Similarly to the models and datasets, the generated topic models can be shared
using the --shared
option, e.g.
bigmler topic-model --source source/53b1f71437203f5ac30004e0 \
--shared
will generate a secret link for both the created dataset and topic model that
can be used to share the resource selectively.
As models were used to generate predictions (class names in classification
problems and an estimated number for regressions), topic models can be used
to classify a new document in the discovered list of topics. The classification
is run by computing the probability for the document to belonging to the topic
group. The command
bigmler topic-model --topic-model topicmodel/58437a277e0a8d38ec028a5f \
--test data/my_test.csv
would produce a file topic_distributions.csv
where each row will contain
the probabilities
associated to each topic for the corresponding test input.

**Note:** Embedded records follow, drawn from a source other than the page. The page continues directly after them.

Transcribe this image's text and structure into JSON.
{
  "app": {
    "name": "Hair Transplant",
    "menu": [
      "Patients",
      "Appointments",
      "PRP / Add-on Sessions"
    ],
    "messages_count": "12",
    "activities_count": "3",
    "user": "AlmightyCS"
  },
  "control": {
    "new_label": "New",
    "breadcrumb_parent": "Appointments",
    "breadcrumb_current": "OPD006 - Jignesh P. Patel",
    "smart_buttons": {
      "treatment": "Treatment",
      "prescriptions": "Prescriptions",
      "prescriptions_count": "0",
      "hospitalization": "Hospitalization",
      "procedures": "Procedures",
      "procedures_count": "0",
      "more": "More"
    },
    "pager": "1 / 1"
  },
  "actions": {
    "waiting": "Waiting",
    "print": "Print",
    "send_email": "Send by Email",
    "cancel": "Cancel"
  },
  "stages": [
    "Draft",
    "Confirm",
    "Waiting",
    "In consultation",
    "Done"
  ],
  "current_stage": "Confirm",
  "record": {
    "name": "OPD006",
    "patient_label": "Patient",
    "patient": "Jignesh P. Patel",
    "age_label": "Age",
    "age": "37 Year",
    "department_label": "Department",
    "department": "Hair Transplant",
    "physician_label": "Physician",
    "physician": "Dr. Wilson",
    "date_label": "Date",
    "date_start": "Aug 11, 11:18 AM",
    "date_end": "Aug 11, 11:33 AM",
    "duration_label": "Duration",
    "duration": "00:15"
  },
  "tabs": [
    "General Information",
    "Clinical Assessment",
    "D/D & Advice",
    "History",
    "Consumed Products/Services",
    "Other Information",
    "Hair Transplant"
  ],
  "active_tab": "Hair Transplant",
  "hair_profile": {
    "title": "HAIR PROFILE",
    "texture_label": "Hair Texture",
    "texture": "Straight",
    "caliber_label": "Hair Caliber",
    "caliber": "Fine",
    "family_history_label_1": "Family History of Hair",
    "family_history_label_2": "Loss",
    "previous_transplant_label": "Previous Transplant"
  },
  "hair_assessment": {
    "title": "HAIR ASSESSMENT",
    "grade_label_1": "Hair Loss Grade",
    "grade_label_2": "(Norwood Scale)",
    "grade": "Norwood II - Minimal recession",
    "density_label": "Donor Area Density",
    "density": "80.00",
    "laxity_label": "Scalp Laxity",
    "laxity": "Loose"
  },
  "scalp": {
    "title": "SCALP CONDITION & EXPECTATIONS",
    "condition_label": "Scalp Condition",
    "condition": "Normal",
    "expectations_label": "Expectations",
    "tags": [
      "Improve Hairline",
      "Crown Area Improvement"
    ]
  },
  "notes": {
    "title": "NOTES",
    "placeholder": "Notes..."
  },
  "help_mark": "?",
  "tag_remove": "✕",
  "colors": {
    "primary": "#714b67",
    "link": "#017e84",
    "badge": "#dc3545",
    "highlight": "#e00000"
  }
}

When the command is executed, the topic model information is downloaded
to your local computer and the distributions are computed locally, with
no more latencies involved. Just in case you prefer to use BigML to compute
the topic distributions remotely, you can do so too
bigmler topic-model --topic-model topicmodel/58437a277e0a8d38ec028a5f \
--test data/my_test.csv --remote
would create a remote source and dataset from the test file data,
generate a batch topic distribution
also remotely and finally
download the result
to your computer. If you prefer the result not to be
dowloaded but to be stored as a new dataset remotely, add --no-csv
and
to-dataset
to the command line. This can be specially helpful when
dealing with a high number of scores or when adding to the final result
the original dataset fields with --prediction-info full
, that may result
in a large CSV to be created as output.
Note that the the topics created in the Topic Model resource are now named
after the more frequent terms that they contain. To return to the previous
Topic 0
style naming you can use the --minimum-name-terms
option and
set it to 0
.
Time Series subcommand
Using this subcommand you can generate all the
resources leading to a time series
and its forecasts
.
The time series
is a supervised learning model that works on
an ordered sequence of data to extract the patterns needed to make
forecasts
. The bigmler time-series
subcommand
will follow the steps to generate
time series
and predict the forecasts
for every numeric field in
the original dataset that has been set as objective field. As
shown in the bigmler
command section, the simplest call is
bigmler time-series --train data/grades.csv
This command will upload the data in the data/grades.csv
file and
generate
the corresponding source
, dataset
and time series
objects in BigML.
You
can use any of the intermediate generated objects to produce new
time series. For instance, you
could set a subgroup of the numeric fields in the dataset to be used
as objective fields using the --objectives
option.
bigmler time-series --dataset dataset/53b1f71437203f5ac30004ed \
--objectives "Assignment,Final"
its value is expected to be a comma-separated list of fields.
Similarly to the models and datasets, the generated clusters can be shared
using the --shared
option, e.g.
bigmler time-series --source source/53b1f71437203f5ac30004e0 \
--shared
will generate a secret link for both the created dataset and time series that
can be used to share the resource selectively.
As models were used to generate predictions (class names in classification
problems and an estimated number for regressions), time series can be used
to generate forecasts, that is, to predict the value of each objective
field up till the user-given horizon. The command
bigmler time-series --time-series timeseries/58437a277e0a8d38ec028a5f \
--horizon 10
would produce a file forecast_000001.csv
with ten rows, one per point, and
as many columns as ETS models the time series contains.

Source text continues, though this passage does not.